Он бросил их, папашка, и двинулся по длинному пустому коридору — разогнанным катком. Камлаев примостился рядом со сгорбленным Иваном, хотел было тронуть того за плечо; рука уже качнулась, чтобы исполнить ритуал участия, но вдруг замерла, опустилась на лавку.
— Винишь себя — не надо.
— Я должен был, должен… — Иван прошипел, — и я им дал с ней сделать это… дал бить, насиловать, убить… вот кто я, как мне?.. я думал, с ней… ну, быть… вот так идти за руку долго, жизнь, — затрясся, загнулся от бьющего, рвущего хохота, — вот вместе, за руку, беречь… я, я — беречь… — он хохотал и прерывался на измученные судорожные вздохи, — а тут вот так… одним ударом… и я согнулся, все… я ни-че-го не сделал. Ты не поймешь, не знаешь, что такое.

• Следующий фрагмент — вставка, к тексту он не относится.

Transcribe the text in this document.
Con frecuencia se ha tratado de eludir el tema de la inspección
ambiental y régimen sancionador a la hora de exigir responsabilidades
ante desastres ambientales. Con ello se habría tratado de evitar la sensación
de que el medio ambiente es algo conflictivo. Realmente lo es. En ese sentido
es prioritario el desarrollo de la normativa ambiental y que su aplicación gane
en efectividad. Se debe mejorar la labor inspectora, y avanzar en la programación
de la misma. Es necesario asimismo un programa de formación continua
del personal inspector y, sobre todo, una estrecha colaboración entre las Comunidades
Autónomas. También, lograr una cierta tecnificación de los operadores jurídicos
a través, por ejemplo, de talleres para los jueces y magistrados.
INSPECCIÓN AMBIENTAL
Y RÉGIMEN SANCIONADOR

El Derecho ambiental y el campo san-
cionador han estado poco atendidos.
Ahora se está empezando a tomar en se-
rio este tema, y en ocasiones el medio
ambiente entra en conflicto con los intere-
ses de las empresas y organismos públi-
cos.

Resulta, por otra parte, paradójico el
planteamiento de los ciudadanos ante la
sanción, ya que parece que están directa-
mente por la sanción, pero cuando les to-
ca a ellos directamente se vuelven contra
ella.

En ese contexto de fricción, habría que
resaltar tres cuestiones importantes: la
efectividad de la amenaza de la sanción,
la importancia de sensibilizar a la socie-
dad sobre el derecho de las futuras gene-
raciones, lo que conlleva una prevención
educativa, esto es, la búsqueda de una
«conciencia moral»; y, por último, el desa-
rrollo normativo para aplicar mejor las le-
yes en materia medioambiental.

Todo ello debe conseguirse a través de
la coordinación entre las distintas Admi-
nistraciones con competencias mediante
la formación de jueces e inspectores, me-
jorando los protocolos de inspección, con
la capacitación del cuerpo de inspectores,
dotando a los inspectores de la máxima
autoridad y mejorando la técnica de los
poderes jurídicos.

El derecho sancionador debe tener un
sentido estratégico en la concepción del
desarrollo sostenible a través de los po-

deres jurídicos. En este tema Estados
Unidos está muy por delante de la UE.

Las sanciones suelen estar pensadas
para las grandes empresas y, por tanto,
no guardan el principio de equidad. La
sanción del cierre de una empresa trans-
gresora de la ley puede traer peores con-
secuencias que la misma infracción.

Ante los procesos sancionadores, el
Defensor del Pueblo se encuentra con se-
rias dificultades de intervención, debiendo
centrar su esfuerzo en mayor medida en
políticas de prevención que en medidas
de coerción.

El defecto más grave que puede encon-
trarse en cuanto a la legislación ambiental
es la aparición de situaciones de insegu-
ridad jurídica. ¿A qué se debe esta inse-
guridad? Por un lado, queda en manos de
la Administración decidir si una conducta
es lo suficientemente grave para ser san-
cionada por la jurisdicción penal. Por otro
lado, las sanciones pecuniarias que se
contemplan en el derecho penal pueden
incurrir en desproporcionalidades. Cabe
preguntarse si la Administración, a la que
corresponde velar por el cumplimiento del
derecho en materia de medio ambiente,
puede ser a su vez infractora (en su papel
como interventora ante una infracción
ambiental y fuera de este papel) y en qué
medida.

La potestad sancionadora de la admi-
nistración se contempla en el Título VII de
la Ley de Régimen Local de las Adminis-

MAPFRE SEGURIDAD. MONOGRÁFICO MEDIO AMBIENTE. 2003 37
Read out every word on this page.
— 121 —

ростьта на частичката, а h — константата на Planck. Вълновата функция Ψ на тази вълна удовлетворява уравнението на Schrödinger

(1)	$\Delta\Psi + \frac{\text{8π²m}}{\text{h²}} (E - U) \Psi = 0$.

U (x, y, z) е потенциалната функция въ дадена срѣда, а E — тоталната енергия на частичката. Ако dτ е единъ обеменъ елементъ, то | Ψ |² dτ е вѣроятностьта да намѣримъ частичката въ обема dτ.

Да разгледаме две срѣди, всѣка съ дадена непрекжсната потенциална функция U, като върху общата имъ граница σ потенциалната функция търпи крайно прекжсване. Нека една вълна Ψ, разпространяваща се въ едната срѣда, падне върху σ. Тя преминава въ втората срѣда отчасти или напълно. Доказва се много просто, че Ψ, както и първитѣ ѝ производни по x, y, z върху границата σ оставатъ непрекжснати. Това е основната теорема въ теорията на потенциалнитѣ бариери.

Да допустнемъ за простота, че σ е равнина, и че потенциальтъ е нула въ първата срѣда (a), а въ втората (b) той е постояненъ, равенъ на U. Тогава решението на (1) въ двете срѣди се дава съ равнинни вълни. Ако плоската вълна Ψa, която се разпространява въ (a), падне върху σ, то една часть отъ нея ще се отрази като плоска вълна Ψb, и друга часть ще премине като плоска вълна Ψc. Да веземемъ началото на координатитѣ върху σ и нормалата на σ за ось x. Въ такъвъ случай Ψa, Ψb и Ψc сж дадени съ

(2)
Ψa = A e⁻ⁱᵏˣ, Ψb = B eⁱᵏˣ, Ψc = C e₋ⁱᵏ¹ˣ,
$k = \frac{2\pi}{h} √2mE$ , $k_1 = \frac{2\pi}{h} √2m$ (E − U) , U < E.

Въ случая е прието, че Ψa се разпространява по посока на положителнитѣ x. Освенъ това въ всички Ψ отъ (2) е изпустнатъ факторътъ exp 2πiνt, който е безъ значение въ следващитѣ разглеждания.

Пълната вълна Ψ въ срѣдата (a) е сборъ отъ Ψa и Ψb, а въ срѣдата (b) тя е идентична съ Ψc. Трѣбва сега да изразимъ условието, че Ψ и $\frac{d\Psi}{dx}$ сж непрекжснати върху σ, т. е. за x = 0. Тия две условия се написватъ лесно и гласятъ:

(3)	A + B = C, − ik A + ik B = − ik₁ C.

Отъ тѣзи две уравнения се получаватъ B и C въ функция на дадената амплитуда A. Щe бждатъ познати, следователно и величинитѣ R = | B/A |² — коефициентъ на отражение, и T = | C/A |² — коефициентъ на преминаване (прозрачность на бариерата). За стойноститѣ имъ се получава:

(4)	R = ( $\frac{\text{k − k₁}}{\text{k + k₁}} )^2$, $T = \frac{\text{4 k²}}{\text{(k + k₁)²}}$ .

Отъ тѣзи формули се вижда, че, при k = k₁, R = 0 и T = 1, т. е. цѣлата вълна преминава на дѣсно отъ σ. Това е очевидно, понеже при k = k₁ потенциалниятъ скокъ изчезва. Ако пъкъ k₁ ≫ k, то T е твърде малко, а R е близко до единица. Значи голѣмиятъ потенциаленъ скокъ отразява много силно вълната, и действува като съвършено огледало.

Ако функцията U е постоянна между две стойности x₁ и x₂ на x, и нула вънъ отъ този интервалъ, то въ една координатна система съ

— Это ты не поймешь. — Камлаев взял его за ворот, притянул: пульсировал, бил, изводил его мрак, сознание тающей бессмысленной жизни, вот эта мерзость запустения, вот эта разорение собственной рассоренной любви… — Послушай, Ванька, это зарастет… это не то, за что себя казнят… прощают не за это… она поймет тебя мгновенно, она тебе слова не скажет… да-да, тебе, возможно, еще противнее станет от ее прощения… но ты же дрался, ты не убежал… кого угодно бы сломали, тебя, меня, его, папашку Машкиного… как говорится, против лома… но ты ж не убежал, а я, представь вот, убежал… я три последних года, пять бежал от собственной жены, и это, сука, не метафора… а ты… ну что ты?.. она ж жива, поправится, поставят ей на место кость, все зарастет, как на собаке… зато Бог не накажет тебя за прожранную душу, тебя еще рано за это наказывать. И ты, пока живой, беги… к ней, к ней беги. Возьми ее, женись, поправится вот только, и сразу обрюхать… вот только сразу… корпеть над атласами, трупами это тебе не помешает… быть может, только подхлестнет… чтоб ни секунды не осталось времени совсем на то, чтоб разогнуться, принадлежать себе, свободным быть, чтобы ты сразу не один, наверняка, надежно, жаропрочно, вот так, чтоб старшему вещички в школу и младшенькой сапожки, понял? Иначе пропадешь, желания сожрут тебя, твое же собственное «я» тебя сожрет, и это будет мрак, Иван… когда один, когда без кого бы то ни было. Все только начинается, дурак, а не уже закончилось, все еще только будет… чего ты? вот она живая, с тобой, ты с ней, с хорошей девочкой Машей… считай, что это просто была авария всего лишь, крушение поезда… — И ничего в нем больше не осталось.